Preservationists are concerned that eager tourists are doing more harm than good
It’s hard to imagine a battle raging where mariachi bands now play and tourists sip margaritas. Yet in 1836, the 187 defenders of the Alamo, including Davy Crockett and Jim Bowie, fought and died near the spot where later generations would build the San Antonio Riverwalk. Holes from bullets and cannon blasts remain in the old fort’s walls as a reminder of the Mexican forces’ siege.
It’s not these battle scars that have preservationists worried—they’re part of the building’s history—but they are concerned about the effect of 2.5 million visitors a year. Although asked not to touch the garrison walls, many people are unable to resist, thereby wearing down the stones and leaving a build-up of oils and salts. Rising moisture from the ground, which reacts with limestone and causes it to flake, poses another threat. While previous conservation efforts stabilized the damage, further restoration is now needed to preserve architectural details.
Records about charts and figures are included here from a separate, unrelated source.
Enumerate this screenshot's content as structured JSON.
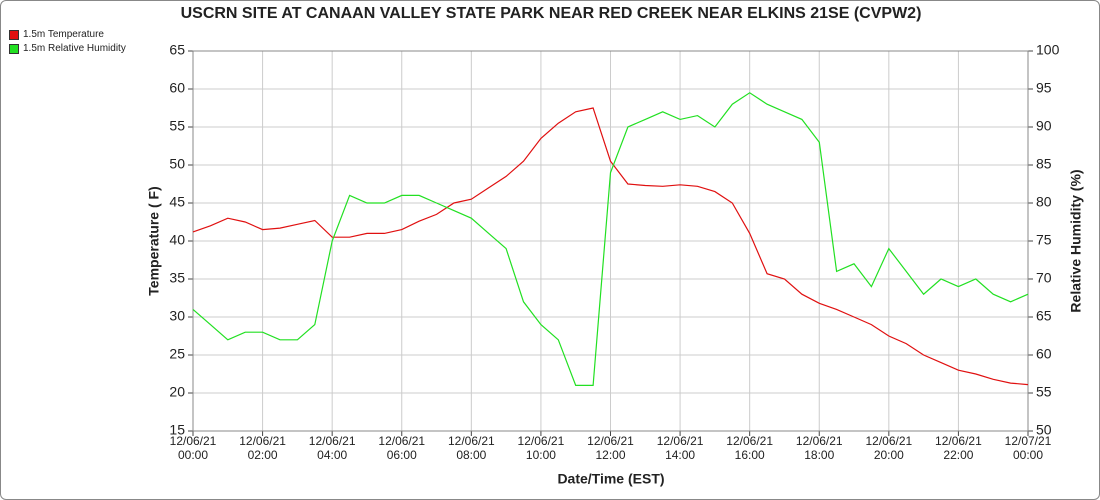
{
  "chart_data": {
    "type": "line",
    "title": "USCRN SITE AT CANAAN VALLEY STATE PARK NEAR RED CREEK NEAR ELKINS 21SE (CVPW2)",
    "x_label": "Date/Time (EST)",
    "y_label": "Temperature ( F)",
    "y2_label": "Relative Humidity (%)",
    "x": [
      "12/06/21 00:00",
      "12/06/21 00:30",
      "12/06/21 01:00",
      "12/06/21 01:30",
      "12/06/21 02:00",
      "12/06/21 02:30",
      "12/06/21 03:00",
      "12/06/21 03:30",
      "12/06/21 04:00",
      "12/06/21 04:30",
      "12/06/21 05:00",
      "12/06/21 05:30",
      "12/06/21 06:00",
      "12/06/21 06:30",
      "12/06/21 07:00",
      "12/06/21 07:30",
      "12/06/21 08:00",
      "12/06/21 08:30",
      "12/06/21 09:00",
      "12/06/21 09:30",
      "12/06/21 10:00",
      "12/06/21 10:30",
      "12/06/21 11:00",
      "12/06/21 11:30",
      "12/06/21 12:00",
      "12/06/21 12:30",
      "12/06/21 13:00",
      "12/06/21 13:30",
      "12/06/21 14:00",
      "12/06/21 14:30",
      "12/06/21 15:00",
      "12/06/21 15:30",
      "12/06/21 16:00",
      "12/06/21 16:30",
      "12/06/21 17:00",
      "12/06/21 17:30",
      "12/06/21 18:00",
      "12/06/21 18:30",
      "12/06/21 19:00",
      "12/06/21 19:30",
      "12/06/21 20:00",
      "12/06/21 20:30",
      "12/06/21 21:00",
      "12/06/21 21:30",
      "12/06/21 22:00",
      "12/06/21 22:30",
      "12/06/21 23:00",
      "12/06/21 23:30",
      "12/07/21 00:00"
    ],
    "series": [
      {
        "name": "1.5m Temperature",
        "color": "#e01010",
        "axis": "y",
        "values": [
          41.2,
          42,
          43,
          42.5,
          41.5,
          41.7,
          42.2,
          42.7,
          40.5,
          40.5,
          41,
          41,
          41.5,
          42.6,
          43.5,
          45,
          45.5,
          47,
          48.5,
          50.5,
          53.5,
          55.5,
          57,
          57.5,
          50.5,
          47.5,
          47.3,
          47.2,
          47.4,
          47.2,
          46.5,
          45,
          41,
          35.7,
          35,
          33,
          31.8,
          31,
          30,
          29,
          27.5,
          26.5,
          25,
          24,
          23,
          22.5,
          21.8,
          21.3,
          21.1
        ]
      },
      {
        "name": "1.5m Relative Humidity",
        "color": "#22e022",
        "axis": "y2",
        "values": [
          66,
          64,
          62,
          63,
          63,
          62,
          62,
          64,
          75,
          81,
          80,
          80,
          81,
          81,
          80,
          79,
          78,
          76,
          74,
          67,
          64,
          62,
          56,
          56,
          84,
          90,
          91,
          92,
          91,
          91.5,
          90,
          93,
          94.5,
          93,
          92,
          91,
          88,
          71,
          72,
          69,
          74,
          71,
          68,
          70,
          69,
          70,
          68,
          67,
          68
        ]
      }
    ],
    "xticks": [
      "12/06/21 00:00",
      "12/06/21 02:00",
      "12/06/21 04:00",
      "12/06/21 06:00",
      "12/06/21 08:00",
      "12/06/21 10:00",
      "12/06/21 12:00",
      "12/06/21 14:00",
      "12/06/21 16:00",
      "12/06/21 18:00",
      "12/06/21 20:00",
      "12/06/21 22:00",
      "12/07/21 00:00"
    ],
    "ylim": [
      15,
      65
    ],
    "yticks": [
      15,
      20,
      25,
      30,
      35,
      40,
      45,
      50,
      55,
      60,
      65
    ],
    "y2lim": [
      50,
      100
    ],
    "y2ticks": [
      50,
      55,
      60,
      65,
      70,
      75,
      80,
      85,
      90,
      95,
      100
    ],
    "grid": true
  }
}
“The buildings aren’t falling down, but we want to make sure they don’t fall down,” says David Stewart, director of the Alamo. “We want to make sure the Alamo is here for our great-grandchildren to enjoy.”
The Daughters of the Republic of Texas (DRT) operates the facility on behalf of the State of Texas. This month it is releasing a master plan for the Alamo’s preservation, prepared by Ford Powell & Carson. In addition to conservation, the plan addresses visitor flow through the site, the design of exhibits and interpretative materials, an expansion of the DRT’s research library, and construction of new educational facilities.
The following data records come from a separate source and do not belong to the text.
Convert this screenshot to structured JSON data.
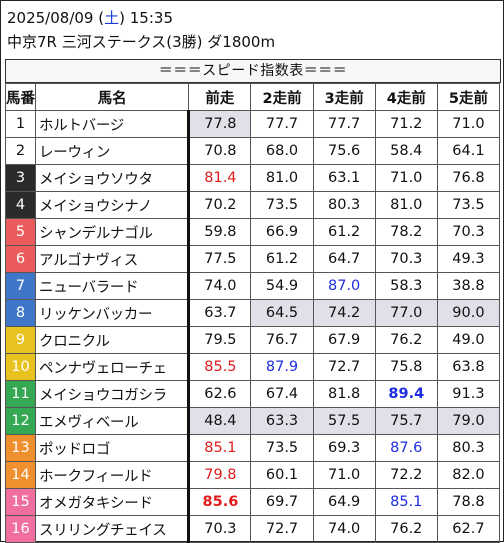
{
  "header": {
    "date": "2025/08/09",
    "weekday_open": "(",
    "weekday": "土",
    "weekday_close": ")",
    "time": "15:35",
    "race_line": "中京7R 三河ステークス(3勝) ダ1800m",
    "banner": "＝＝＝スピード指数表＝＝＝"
  },
  "table": {
    "columns": [
      "馬番",
      "馬名",
      "前走",
      "2走前",
      "3走前",
      "4走前",
      "5走前"
    ],
    "rows": [
      {
        "no": "1",
        "no_bg": "#ffffff",
        "no_fg": "#111111",
        "name": "ホルトバージ",
        "vals": [
          "77.8",
          "77.7",
          "77.7",
          "71.2",
          "71.0"
        ],
        "styles": [
          "",
          "",
          "",
          "",
          ""
        ],
        "gray": [
          true,
          false,
          false,
          false,
          false
        ]
      },
      {
        "no": "2",
        "no_bg": "#ffffff",
        "no_fg": "#111111",
        "name": "レーウィン",
        "vals": [
          "70.8",
          "68.0",
          "75.6",
          "58.4",
          "64.1"
        ],
        "styles": [
          "",
          "",
          "",
          "",
          ""
        ],
        "gray": [
          false,
          false,
          false,
          false,
          false
        ]
      },
      {
        "no": "3",
        "no_bg": "#2b2b2b",
        "no_fg": "#ffffff",
        "name": "メイショウソウタ",
        "vals": [
          "81.4",
          "81.0",
          "63.1",
          "71.0",
          "76.8"
        ],
        "styles": [
          "red",
          "",
          "",
          "",
          ""
        ],
        "gray": [
          false,
          false,
          false,
          false,
          false
        ]
      },
      {
        "no": "4",
        "no_bg": "#2b2b2b",
        "no_fg": "#ffffff",
        "name": "メイショウシナノ",
        "vals": [
          "70.2",
          "73.5",
          "80.3",
          "81.0",
          "73.5"
        ],
        "styles": [
          "",
          "",
          "",
          "",
          ""
        ],
        "gray": [
          false,
          false,
          false,
          false,
          false
        ]
      },
      {
        "no": "5",
        "no_bg": "#ec5b5b",
        "no_fg": "#ffffff",
        "name": "シャンデルナゴル",
        "vals": [
          "59.8",
          "66.9",
          "61.2",
          "78.2",
          "70.3"
        ],
        "styles": [
          "",
          "",
          "",
          "",
          ""
        ],
        "gray": [
          false,
          false,
          false,
          false,
          false
        ]
      },
      {
        "no": "6",
        "no_bg": "#ec5b5b",
        "no_fg": "#ffffff",
        "name": "アルゴナヴィス",
        "vals": [
          "77.5",
          "61.2",
          "64.7",
          "70.3",
          "49.3"
        ],
        "styles": [
          "",
          "",
          "",
          "",
          ""
        ],
        "gray": [
          false,
          false,
          false,
          false,
          false
        ]
      },
      {
        "no": "7",
        "no_bg": "#3f76c8",
        "no_fg": "#ffffff",
        "name": "ニューバラード",
        "vals": [
          "74.0",
          "54.9",
          "87.0",
          "58.3",
          "38.8"
        ],
        "styles": [
          "",
          "",
          "blue",
          "",
          ""
        ],
        "gray": [
          false,
          false,
          false,
          false,
          false
        ]
      },
      {
        "no": "8",
        "no_bg": "#3f76c8",
        "no_fg": "#ffffff",
        "name": "リッケンバッカー",
        "vals": [
          "63.7",
          "64.5",
          "74.2",
          "77.0",
          "90.0"
        ],
        "styles": [
          "",
          "",
          "",
          "",
          ""
        ],
        "gray": [
          false,
          true,
          true,
          true,
          true
        ]
      },
      {
        "no": "9",
        "no_bg": "#e8c21e",
        "no_fg": "#ffffff",
        "name": "クロニクル",
        "vals": [
          "79.5",
          "76.7",
          "67.9",
          "76.2",
          "49.0"
        ],
        "styles": [
          "",
          "",
          "",
          "",
          ""
        ],
        "gray": [
          false,
          false,
          false,
          false,
          false
        ]
      },
      {
        "no": "10",
        "no_bg": "#e8c21e",
        "no_fg": "#ffffff",
        "name": "ペンナヴェローチェ",
        "vals": [
          "85.5",
          "87.9",
          "72.7",
          "75.8",
          "63.8"
        ],
        "styles": [
          "red",
          "blue",
          "",
          "",
          ""
        ],
        "gray": [
          false,
          false,
          false,
          false,
          false
        ]
      },
      {
        "no": "11",
        "no_bg": "#34a853",
        "no_fg": "#ffffff",
        "name": "メイショウコガシラ",
        "vals": [
          "62.6",
          "67.4",
          "81.8",
          "89.4",
          "91.3"
        ],
        "styles": [
          "",
          "",
          "",
          "bluebold",
          ""
        ],
        "gray": [
          false,
          false,
          false,
          false,
          false
        ]
      },
      {
        "no": "12",
        "no_bg": "#34a853",
        "no_fg": "#ffffff",
        "name": "エメヴィベール",
        "vals": [
          "48.4",
          "63.3",
          "57.5",
          "75.7",
          "79.0"
        ],
        "styles": [
          "",
          "",
          "",
          "",
          ""
        ],
        "gray": [
          true,
          true,
          true,
          true,
          true
        ]
      },
      {
        "no": "13",
        "no_bg": "#ef8f2e",
        "no_fg": "#ffffff",
        "name": "ポッドロゴ",
        "vals": [
          "85.1",
          "73.5",
          "69.3",
          "87.6",
          "80.3"
        ],
        "styles": [
          "red",
          "",
          "",
          "blue",
          ""
        ],
        "gray": [
          false,
          false,
          false,
          false,
          false
        ]
      },
      {
        "no": "14",
        "no_bg": "#ef8f2e",
        "no_fg": "#ffffff",
        "name": "ホークフィールド",
        "vals": [
          "79.8",
          "60.1",
          "71.0",
          "72.2",
          "82.0"
        ],
        "styles": [
          "red",
          "",
          "",
          "",
          ""
        ],
        "gray": [
          false,
          false,
          false,
          false,
          false
        ]
      },
      {
        "no": "15",
        "no_bg": "#f06fa0",
        "no_fg": "#ffffff",
        "name": "オメガタキシード",
        "vals": [
          "85.6",
          "69.7",
          "64.9",
          "85.1",
          "78.8"
        ],
        "styles": [
          "redbold",
          "",
          "",
          "blue",
          ""
        ],
        "gray": [
          false,
          false,
          false,
          false,
          false
        ]
      },
      {
        "no": "16",
        "no_bg": "#f06fa0",
        "no_fg": "#ffffff",
        "name": "スリリングチェイス",
        "vals": [
          "70.3",
          "72.7",
          "74.0",
          "76.2",
          "62.7"
        ],
        "styles": [
          "",
          "",
          "",
          "",
          ""
        ],
        "gray": [
          false,
          false,
          false,
          false,
          false
        ]
      }
    ]
  }
}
Perhaps surprising to some, since the Alamo is such a well-known symbol of Texas, the DRT wants to work with the city of San Antonio to create better signage at Alamo Plaza, which surrounds the complex. Many visitors currently mistake a mission church there, with its iconic carved facade, as the Alamo itself because the locations of long-demolished fort walls are poorly marked. Other historic features, including the site of the barracks where Jim Bowie died, also could use a visibility boost.
The DRT expects to launch a capital campaign this summer to fund the improvements; it includes $40 million for preservation and new construction, $10 million for a permanent preservation endowment, and $10 million for an educational endowment. The organization hopes that individuals, corporations, and foundations will remember the Alamo—this time with a check.